В какой-то момент публика, видимо, почувствовала, что мне приходит конец, и несколько добрых английских парней подключились к нам, и помогли уложить весь автодром листами. Я, шатаясь, спустился к Темзе и, бессильно рухнув на мокрую гальку, опустил в прохладную воду пылающие огнем ладони. Мне показалось, что горящие ладони зашипели, и от них пошел пар.

20.

Вечером, после работы, ко мне подошел хозяин нашей компании, хмурый мужик лет пятидесяти. Он полез в карман и достал оттуда кожаный «лопатник». Отслюнявил несколько купюр с изображением Королевы и сказал мрачно:

— Ситуация такова: кто-то из моих партнеров настучал, что ты у меня работаешь нелегально. Может прийти миграционная служба и у меня будут неприятности. Ты переночуй у нас, а завтра с утра, отвезу тебя на вокзал. Поезжай обратно, в Лондон.

Я не стал возражать. Я обрадовался. Я задолбался так работать! Если учитывать, что по ночам мои молодые, неуемные друзья не спали, а курили дрянь и веселились, если можно назвать весельем постоянное юмористическое обыгрывание громкого передежа, и перманентного лукуллова пиршества, то это не имело ничего общего с моими мечтами о чистом деревенском воздухе и общении со свинюшками.
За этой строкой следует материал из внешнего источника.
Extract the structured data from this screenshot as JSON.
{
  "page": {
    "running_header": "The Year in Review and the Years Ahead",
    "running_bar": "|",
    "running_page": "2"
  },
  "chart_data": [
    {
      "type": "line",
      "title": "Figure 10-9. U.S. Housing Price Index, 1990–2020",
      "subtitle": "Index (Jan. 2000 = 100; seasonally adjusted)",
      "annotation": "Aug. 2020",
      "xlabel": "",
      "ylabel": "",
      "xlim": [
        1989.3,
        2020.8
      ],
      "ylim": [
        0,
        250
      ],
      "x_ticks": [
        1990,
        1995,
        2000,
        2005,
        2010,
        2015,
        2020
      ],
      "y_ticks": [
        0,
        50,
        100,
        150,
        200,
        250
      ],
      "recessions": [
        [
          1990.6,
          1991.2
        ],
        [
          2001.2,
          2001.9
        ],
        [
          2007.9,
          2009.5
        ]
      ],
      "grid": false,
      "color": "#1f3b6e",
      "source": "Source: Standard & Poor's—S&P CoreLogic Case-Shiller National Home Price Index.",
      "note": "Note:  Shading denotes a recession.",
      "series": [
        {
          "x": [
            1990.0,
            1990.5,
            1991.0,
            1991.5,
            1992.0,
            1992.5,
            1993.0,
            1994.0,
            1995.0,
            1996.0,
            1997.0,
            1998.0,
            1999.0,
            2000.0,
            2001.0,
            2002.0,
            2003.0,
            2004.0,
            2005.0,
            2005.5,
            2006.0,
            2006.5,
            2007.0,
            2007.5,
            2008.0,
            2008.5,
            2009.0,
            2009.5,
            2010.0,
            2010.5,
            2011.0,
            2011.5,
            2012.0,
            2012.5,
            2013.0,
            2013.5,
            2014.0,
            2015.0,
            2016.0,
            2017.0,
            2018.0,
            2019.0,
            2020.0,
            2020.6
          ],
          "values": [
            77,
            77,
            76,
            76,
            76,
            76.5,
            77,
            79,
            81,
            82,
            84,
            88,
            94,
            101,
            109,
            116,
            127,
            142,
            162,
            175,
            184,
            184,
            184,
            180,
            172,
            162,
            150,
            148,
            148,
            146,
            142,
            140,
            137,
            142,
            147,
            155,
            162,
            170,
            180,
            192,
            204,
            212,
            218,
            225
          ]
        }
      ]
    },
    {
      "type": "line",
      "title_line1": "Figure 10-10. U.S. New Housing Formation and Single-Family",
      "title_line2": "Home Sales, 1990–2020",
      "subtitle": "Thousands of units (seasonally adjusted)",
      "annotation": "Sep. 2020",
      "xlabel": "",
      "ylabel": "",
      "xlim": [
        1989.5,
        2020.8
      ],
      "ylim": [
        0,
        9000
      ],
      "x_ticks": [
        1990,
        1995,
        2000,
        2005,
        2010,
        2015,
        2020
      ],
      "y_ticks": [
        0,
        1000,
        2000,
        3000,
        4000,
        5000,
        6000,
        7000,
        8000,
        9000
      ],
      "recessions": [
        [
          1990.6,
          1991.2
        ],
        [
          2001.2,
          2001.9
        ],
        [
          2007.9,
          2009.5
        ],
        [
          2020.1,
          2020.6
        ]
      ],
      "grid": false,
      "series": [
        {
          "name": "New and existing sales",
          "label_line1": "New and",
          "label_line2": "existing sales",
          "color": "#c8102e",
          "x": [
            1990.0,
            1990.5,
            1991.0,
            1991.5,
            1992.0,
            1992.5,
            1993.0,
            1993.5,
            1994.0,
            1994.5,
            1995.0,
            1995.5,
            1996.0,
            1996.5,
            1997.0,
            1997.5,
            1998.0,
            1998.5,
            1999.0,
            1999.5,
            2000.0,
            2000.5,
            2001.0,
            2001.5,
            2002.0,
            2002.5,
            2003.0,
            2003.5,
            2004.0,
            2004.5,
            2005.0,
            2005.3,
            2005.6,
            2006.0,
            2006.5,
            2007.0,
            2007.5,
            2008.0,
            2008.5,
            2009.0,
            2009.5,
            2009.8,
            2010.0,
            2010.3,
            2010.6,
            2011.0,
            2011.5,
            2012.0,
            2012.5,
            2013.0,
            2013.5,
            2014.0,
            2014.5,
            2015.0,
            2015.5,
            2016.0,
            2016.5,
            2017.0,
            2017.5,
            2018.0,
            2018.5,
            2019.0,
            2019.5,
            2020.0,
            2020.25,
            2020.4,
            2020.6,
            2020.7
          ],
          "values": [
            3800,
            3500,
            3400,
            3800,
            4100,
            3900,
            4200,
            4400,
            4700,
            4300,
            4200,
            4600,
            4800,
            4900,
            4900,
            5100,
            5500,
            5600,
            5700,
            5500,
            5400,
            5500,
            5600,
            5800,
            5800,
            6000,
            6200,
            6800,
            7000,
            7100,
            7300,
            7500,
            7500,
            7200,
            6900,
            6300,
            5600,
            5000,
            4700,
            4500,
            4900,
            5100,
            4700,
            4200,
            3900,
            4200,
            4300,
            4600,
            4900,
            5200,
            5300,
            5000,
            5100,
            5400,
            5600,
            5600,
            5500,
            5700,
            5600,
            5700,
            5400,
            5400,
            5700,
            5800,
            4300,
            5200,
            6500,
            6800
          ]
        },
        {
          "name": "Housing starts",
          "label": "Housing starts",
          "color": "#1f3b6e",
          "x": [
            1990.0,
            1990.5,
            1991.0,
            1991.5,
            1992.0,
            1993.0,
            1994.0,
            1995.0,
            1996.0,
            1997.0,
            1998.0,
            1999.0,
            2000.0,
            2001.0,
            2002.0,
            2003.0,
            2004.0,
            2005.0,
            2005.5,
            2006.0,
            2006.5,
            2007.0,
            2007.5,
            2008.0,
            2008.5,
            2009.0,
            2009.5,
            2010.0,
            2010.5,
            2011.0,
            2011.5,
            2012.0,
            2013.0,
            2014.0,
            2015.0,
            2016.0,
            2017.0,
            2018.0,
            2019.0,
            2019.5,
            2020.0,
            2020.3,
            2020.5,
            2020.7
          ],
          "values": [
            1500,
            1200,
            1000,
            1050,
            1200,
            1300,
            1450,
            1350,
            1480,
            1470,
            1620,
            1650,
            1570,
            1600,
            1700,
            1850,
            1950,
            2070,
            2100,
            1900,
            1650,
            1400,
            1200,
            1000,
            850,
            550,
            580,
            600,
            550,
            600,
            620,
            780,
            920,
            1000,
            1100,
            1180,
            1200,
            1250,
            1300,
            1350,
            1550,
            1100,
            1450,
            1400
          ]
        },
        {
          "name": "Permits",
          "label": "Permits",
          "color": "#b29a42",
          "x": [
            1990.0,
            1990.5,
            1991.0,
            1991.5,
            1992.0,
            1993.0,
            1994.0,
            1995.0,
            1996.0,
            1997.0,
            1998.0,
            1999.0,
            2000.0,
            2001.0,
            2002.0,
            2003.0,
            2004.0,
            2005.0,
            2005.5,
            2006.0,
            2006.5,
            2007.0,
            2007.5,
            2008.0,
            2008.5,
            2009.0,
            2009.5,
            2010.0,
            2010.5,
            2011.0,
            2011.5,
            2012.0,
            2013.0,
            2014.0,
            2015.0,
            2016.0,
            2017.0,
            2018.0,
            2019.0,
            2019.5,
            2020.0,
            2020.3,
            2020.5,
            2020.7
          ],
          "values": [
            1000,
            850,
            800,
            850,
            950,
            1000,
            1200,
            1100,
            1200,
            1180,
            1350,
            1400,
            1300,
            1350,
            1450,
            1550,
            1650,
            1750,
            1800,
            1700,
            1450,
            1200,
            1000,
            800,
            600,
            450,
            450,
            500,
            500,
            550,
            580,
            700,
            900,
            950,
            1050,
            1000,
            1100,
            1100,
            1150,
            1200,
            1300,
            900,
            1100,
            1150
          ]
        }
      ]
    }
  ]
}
Иногда в маленький трейлер набивалось десять человек, гостей из других аттракционных компаний . Я физически устал от такого, совершенно идиотского, асексуального веселья без женщин, без вина, без умопомрачительных, беспорядочных соитий, устал от бессонницы, каторжного, физического труда. Я гораздо уютнее чувствовал себя в России, в тапочках, в шелковом халате, в просторных семейных труселях, за компьютером, в объятиях Ирочки Розовой или другой чаровницы. К тому же мои напарники зарабатывали в день до ста фунтов, а я лишь — 15. Ясное дело, что те люди, что брали меня на работу — сильно рисковали. Их могли и оштрафовать и лишить лицензии. И дали они мне возможность заработать не потому, что испытывали острую нужду в рабочей силе: им было жаль меня. Но, запомните, парни: в Англии, есть, кому выполнять трудную, неквалифицированную работу! И безработица у них в регионах — тоже есть! Нас здесь не ждут! Мы здесь всегда будем чужими и лишними!

Мы устроили небольшую прощальную вечеринку, которая, впрочем, мало чем отличалась от не прощальных. В самый разгар к нам в трейлер зашел мой угнетатель, капиталист Скотт.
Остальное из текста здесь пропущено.